I got up perhaps a bit earlier than I'd have liked, but reasonably alert, and went to get a towel and then brush my teeth. As I finished I noticed the time displays on the VCR and microwave were off, and the ceiling fan was spinning down to a stop. I was fairly sure I hadn't done anything to blow a fuse, what with not actually triggering any electrical devices at all, and I was also rather sure the electricity had just been on. A quick search around found that all the power in the house was off, so it wasn't just a blown fuse. Just to be sure I looked around the house and determined that I had no idea where the fuse box was.
If the house was out of power ... well, it was a lovely day, very hard to improve short of a court order. A bit cool, not too humid, bright blue skies, no signs of clouds. The past few nights there'd been threats of thunderstorms and a power outage during that would be quite reasonable, but as far as I could tell there was never a flicker. A failure in the middle of perfect weather would be ridiculous. I supposed that it was possible some nigh-omnipotent force had drained the Earth of the ability of electrical devices to operate, but it seemed implausible that I would happen to get up within moments of such a cataclysm happening. More likely that I'd have been up for hours or slept right through it. Besides, a phone began beeping shortly after, apparently as part of a design meant to guarantee that if the phone was ever not usable because of its base station losing power then at least it would be very annoying.

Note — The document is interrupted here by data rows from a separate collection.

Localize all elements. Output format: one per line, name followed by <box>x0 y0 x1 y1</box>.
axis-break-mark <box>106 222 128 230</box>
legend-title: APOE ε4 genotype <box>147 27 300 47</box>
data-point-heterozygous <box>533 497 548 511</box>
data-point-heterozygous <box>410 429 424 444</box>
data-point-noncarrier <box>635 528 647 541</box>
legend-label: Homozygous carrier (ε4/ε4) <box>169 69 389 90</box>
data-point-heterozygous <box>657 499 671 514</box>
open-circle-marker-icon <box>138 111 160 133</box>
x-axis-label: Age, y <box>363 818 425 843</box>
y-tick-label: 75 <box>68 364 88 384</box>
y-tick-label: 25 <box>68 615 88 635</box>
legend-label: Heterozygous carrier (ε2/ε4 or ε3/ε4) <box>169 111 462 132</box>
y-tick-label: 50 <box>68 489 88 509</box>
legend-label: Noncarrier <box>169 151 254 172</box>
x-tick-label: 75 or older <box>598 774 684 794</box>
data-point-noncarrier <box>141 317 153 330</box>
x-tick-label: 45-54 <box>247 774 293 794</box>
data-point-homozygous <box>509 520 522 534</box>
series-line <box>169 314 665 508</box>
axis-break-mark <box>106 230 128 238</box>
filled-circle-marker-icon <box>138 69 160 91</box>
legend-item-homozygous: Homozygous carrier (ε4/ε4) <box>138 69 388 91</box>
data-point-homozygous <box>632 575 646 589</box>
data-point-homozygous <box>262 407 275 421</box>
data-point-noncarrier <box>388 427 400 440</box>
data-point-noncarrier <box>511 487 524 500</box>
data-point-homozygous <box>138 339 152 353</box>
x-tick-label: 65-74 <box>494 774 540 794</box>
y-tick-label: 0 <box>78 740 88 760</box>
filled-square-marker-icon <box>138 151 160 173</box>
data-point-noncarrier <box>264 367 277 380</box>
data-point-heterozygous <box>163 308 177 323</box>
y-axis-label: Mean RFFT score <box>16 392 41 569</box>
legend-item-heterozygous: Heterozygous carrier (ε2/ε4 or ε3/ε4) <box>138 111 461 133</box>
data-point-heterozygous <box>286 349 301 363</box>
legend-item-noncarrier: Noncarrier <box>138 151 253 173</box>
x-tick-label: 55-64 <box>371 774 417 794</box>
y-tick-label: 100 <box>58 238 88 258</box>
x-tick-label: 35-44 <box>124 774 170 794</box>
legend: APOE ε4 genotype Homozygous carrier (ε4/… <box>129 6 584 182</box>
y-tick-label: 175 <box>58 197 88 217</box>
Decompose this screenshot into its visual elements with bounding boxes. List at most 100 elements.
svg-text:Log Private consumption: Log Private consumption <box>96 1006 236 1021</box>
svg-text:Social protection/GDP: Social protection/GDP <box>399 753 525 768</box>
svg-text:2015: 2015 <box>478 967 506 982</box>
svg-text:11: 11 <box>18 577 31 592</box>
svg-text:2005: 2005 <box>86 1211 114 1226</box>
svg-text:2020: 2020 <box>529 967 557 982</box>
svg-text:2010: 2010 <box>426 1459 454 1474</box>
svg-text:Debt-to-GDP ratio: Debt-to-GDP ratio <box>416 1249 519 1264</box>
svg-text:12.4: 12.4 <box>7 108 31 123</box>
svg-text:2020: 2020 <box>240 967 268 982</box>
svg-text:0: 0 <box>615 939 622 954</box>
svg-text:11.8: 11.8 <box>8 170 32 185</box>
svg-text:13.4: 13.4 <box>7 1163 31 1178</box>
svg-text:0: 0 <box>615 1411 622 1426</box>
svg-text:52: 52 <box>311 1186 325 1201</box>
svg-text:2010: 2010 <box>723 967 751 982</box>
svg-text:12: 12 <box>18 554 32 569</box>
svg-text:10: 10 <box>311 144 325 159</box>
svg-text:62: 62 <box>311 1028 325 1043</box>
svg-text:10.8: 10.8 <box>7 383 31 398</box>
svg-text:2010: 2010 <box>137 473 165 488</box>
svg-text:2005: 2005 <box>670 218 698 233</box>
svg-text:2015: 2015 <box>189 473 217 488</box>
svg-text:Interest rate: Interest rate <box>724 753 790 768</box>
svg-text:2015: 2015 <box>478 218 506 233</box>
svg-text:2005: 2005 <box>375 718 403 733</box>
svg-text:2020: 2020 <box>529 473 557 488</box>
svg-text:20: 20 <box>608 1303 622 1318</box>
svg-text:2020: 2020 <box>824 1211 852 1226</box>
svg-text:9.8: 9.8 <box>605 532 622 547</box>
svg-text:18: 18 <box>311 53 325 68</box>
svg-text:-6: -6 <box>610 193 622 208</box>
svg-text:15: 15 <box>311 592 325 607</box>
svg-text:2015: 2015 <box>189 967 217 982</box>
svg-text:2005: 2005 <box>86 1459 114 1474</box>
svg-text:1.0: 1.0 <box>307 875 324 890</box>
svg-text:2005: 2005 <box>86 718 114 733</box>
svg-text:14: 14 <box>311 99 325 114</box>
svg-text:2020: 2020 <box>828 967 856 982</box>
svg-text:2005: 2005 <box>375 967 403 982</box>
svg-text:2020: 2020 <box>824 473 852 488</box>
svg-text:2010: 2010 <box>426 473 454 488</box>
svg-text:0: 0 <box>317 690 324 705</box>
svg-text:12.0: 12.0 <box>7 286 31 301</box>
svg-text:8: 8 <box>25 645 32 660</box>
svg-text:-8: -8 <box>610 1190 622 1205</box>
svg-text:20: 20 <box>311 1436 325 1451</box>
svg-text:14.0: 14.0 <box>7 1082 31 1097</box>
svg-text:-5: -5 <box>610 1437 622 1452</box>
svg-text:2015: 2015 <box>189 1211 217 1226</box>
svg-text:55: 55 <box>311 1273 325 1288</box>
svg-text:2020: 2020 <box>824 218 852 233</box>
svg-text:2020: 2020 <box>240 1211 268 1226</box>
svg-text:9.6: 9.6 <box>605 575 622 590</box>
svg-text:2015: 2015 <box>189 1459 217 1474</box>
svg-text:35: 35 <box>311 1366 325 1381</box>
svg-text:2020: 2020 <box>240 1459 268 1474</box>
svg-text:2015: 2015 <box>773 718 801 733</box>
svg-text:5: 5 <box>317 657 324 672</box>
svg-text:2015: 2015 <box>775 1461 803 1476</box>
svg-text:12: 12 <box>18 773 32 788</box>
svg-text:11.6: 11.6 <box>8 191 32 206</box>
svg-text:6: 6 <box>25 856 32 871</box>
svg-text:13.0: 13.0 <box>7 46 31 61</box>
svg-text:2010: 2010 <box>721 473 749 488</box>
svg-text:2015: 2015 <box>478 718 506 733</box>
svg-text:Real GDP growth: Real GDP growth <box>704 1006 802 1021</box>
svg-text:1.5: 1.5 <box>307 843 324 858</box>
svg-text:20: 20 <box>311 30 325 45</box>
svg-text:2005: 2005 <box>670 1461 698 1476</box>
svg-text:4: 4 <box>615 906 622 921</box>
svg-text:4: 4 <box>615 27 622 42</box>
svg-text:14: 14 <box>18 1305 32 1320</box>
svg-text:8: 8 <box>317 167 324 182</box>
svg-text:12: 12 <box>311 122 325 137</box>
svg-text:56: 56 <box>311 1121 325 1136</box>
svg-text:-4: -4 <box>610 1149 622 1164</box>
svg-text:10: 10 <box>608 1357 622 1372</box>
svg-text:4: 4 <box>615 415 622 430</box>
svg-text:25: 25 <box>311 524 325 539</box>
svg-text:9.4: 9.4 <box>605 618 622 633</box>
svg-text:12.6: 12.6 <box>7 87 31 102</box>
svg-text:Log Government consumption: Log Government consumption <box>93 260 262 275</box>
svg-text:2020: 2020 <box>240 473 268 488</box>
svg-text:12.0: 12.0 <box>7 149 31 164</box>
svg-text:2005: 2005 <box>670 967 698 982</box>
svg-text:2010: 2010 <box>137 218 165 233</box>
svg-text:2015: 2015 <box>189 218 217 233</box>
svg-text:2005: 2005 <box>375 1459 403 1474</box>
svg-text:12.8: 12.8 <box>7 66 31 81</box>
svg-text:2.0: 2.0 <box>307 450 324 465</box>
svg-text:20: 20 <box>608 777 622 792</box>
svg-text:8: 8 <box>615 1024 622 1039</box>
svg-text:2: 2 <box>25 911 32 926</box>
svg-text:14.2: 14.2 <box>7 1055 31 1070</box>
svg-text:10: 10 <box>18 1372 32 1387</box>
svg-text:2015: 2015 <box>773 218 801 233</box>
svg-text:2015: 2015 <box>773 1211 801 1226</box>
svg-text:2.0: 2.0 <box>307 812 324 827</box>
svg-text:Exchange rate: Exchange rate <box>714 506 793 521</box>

So if it wasn't a storm-related power failure, then probably someone working on a line somewhere broke an important thing, meaning that power would be out for a perfectly random but probably too long stretch of time. I checked that the hot water was still working -- I'm not sure just what does heat it -- and got into the shower right away, since if civilization as we knew it was at an end I at least wanted to get one last hot shower in. When I got out from that I found the various clocks blinking 12:09, indicating that civilization was all right for now, which is for the best. I don't know how long I'd have kept the Livejournal going if it had to be done by hand.
Trivia: STS-7, on which Sally Ride became the first female American astronaut, also launched the largest crew to fly in a single spacecraft to that point, with five persons. Source: Space Shuttle: The History of the National Space Transportation System: The First 100 Missions, Dennis R Jenkins.
Currently Reading: The Age of Napoleon, Will and Ariel Durant. Another library book-sale book, and in fact, the last (and longest) of them, apart from a pair of special-subject encyclopedias useful for trivia points.